With the current buzz about Google Scholar (see the recent NewsBreak at http://www.infotoday.com/newsbreaks/nb041122-1.shtml), it's good to remember some other options for high-quality Web research and, in particular, the value of searching in vertical or topical search engines. I talked recently with Ammy Vogtlander, general manager of Scirus, about recent developments with the free science-specific search engine and how it differs from general Web search engines.
Launched in April 2001 by Elsevier, Scirus (http://www.scirus.com) claims to be the most comprehensive scientific, technical, and medical (STM)-specific search engine available on the Internet. Scirus covers more than 167 million Web pages and says it can pinpoint STM information that other search engines cannot reach. Scirus also covers more than 18 million full-text articles and abstracts from sources such as MEDLINE, ScienceDirect, BioMed Central, pre-print servers, as well as patents. The proprietary content always contains a free layer of information, such as a journal abstract, which is accessible by users.
Just this week, Scirus announced that it has partnered with the American Institute of Physics (AIP) to index AIP's full-text articles. Scirus had previously indexed just the AIP abstracts. AIP content found on Scirus will direct users to Scitation.org, the AIP's new online hosting service—the online home to more than 140 journals from AIP and other science and engineering societies. Institutional and individual subscribers will automatically have access to the full-text articles of their subscribed journals via links from Scirus.
While Google is definitely pulling in publishers for its Google Scholar initiative, Vogtlander said it is not a real competitor to Scirus. "Google is a huge brand for good reason—it's good for general purposes, but it's still frustrating for scholarly research." She said that there are several key factors that distinguish Scirus from general search engines and even from Google Scholar: unique content, superior indexing and classification technology, and advanced search capabilities.
As for content, Vogtlander said that Google Scholar focuses on access to published content in journals, while Scirus excels at providing access to both published and unpublished resources, including:
- University pages (domains ending with .edu, .ac.uk, and educational sites within other countries)
- Scientific organizations (.org) and conference pages
- Company pages with scientific R&D information or information relevant to researchers (.com)
- Government pages dealing with science, including health and sciences like law (.gov)
- Scientist and author home pages
In addition to Web pages, Scirus indexes a number of journal sources, pre-print servers (clearly labeled as pre-prints to distinguish from peer-reviewed articles), patent sources, repositories, and databases. It includes diverse resources like lab results, technical reports, and courseware. Vogtlander said, "Scirus makes it clear to users where the content comes from and whether it's validated."
As to its indexing technology, Scirus maintains a customized linguistic knowledgebase for each subject area it covers and uses a classification process to improve retrieval.
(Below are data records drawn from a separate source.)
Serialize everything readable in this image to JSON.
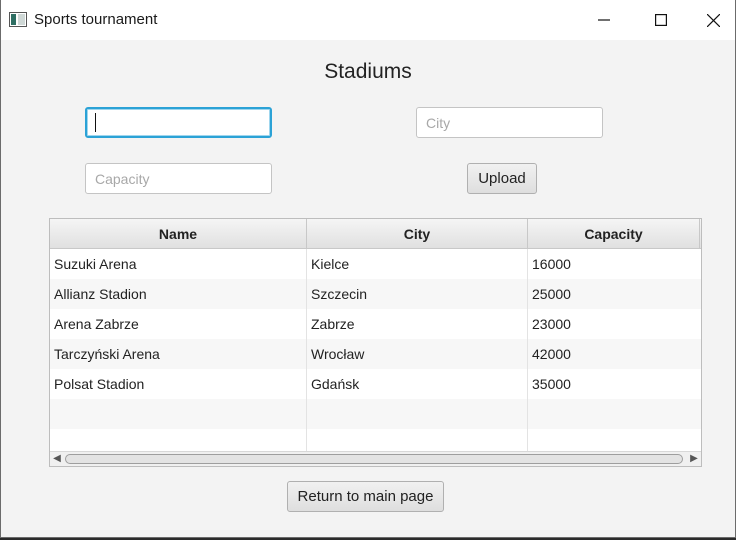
{
  "window": {
    "title": "Sports tournament",
    "controls": {
      "minimize": "minimize-icon",
      "maximize": "maximize-icon",
      "close": "close-icon"
    }
  },
  "page": {
    "heading": "Stadiums"
  },
  "form": {
    "name": {
      "value": "",
      "placeholder": ""
    },
    "city": {
      "value": "",
      "placeholder": "City"
    },
    "capacity": {
      "value": "",
      "placeholder": "Capacity"
    },
    "upload_label": "Upload"
  },
  "table": {
    "columns": [
      "Name",
      "City",
      "Capacity"
    ],
    "rows": [
      [
        "Suzuki Arena",
        "Kielce",
        "16000"
      ],
      [
        "Allianz Stadion",
        "Szczecin",
        "25000"
      ],
      [
        "Arena Zabrze",
        "Zabrze",
        "23000"
      ],
      [
        "Tarczyński Arena",
        "Wrocław",
        "42000"
      ],
      [
        "Polsat Stadion",
        "Gdańsk",
        "35000"
      ],
      [
        "",
        "",
        ""
      ],
      [
        "",
        "",
        ""
      ]
    ]
  },
  "footer": {
    "return_label": "Return to main page"
  },
  "colors": {
    "focus_accent": "#2ba2d6",
    "background": "#f3f3f3"
  }
}
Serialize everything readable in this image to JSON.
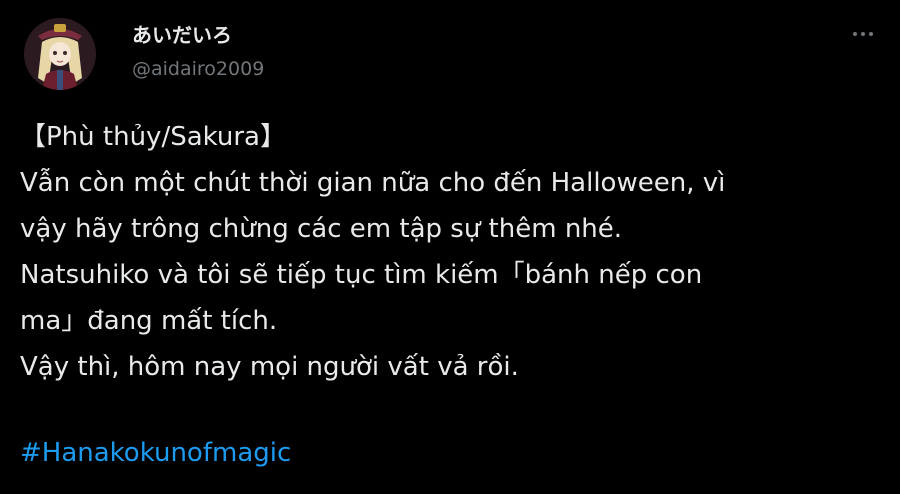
{
  "tweet": {
    "author": {
      "display_name": "あいだいろ",
      "handle": "@aidairo2009",
      "avatar_icon": "avatar-illustration"
    },
    "more_icon": "more-options-icon",
    "body_lines": [
      "【Phù thủy/Sakura】",
      "Vẫn còn một chút thời gian nữa cho đến Halloween, vì",
      "vậy hãy trông chừng các em tập sự thêm nhé.",
      "Natsuhiko và tôi sẽ tiếp tục tìm kiếm「bánh nếp con",
      "ma」đang mất tích.",
      "Vậy thì, hôm nay mọi người vất vả rồi."
    ],
    "hashtag": "#Hanakokunofmagic"
  },
  "colors": {
    "background": "#000000",
    "text": "#e7e9ea",
    "secondary_text": "#71767b",
    "link": "#1d9bf0"
  }
}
Elsevier developed Scirus with Fast Search & Transfer (FAST) and continues to refine the technology used for its specialty engine. It also works closely with its information partners, like scholarly institutes and organizations, on doing the best job in exposing the content by crawling and extracting metadata.
Finally, Vogtlander pointed out the advanced search capabilities of Scirus. Advanced search options include:
- Select from a range of 20 searchable subject areas spanning health, life, physical, and social sciences.
- Locate data within a specified date range.
- Search by information type, such as scientific conferences, abstracts, and patents.
- Search within specific information sources, such as journals on BioMed Central or a Web source such as NASA.
- Search by journal title, article title, or author name.
At this point, Google Scholar does not offer advanced search options—just a basic search box. But, as Vogtlander acknowledged, it is still a beta product and will undoubtedly improve and add content from additional publishers and information producers. And there's that enormous brand recognition for Google among the general public. This is compounded by the lack of knowledge, even among educators and researchers, of specialized sources like Scirus and the rich databases and resources freely available through libraries.
The real message, perhaps, should be to understand the research tools and what each does best (i.e., don't use a hammer when a wrench is needed). Scirus, Google, and professional online services all have specific search strengths to offer. Librarian David Dillard of Temple University pointed out this benefit: "At the very least Google Scholar will provide a place to explore literature topically and get a sense of what is written before approaching databases with more involved search strategies and also provide another court of appeal to find or add to results to searches tried elsewhere in the database world."
But, for Web searchers in the know, Scirus can be a gold mine for serious science research.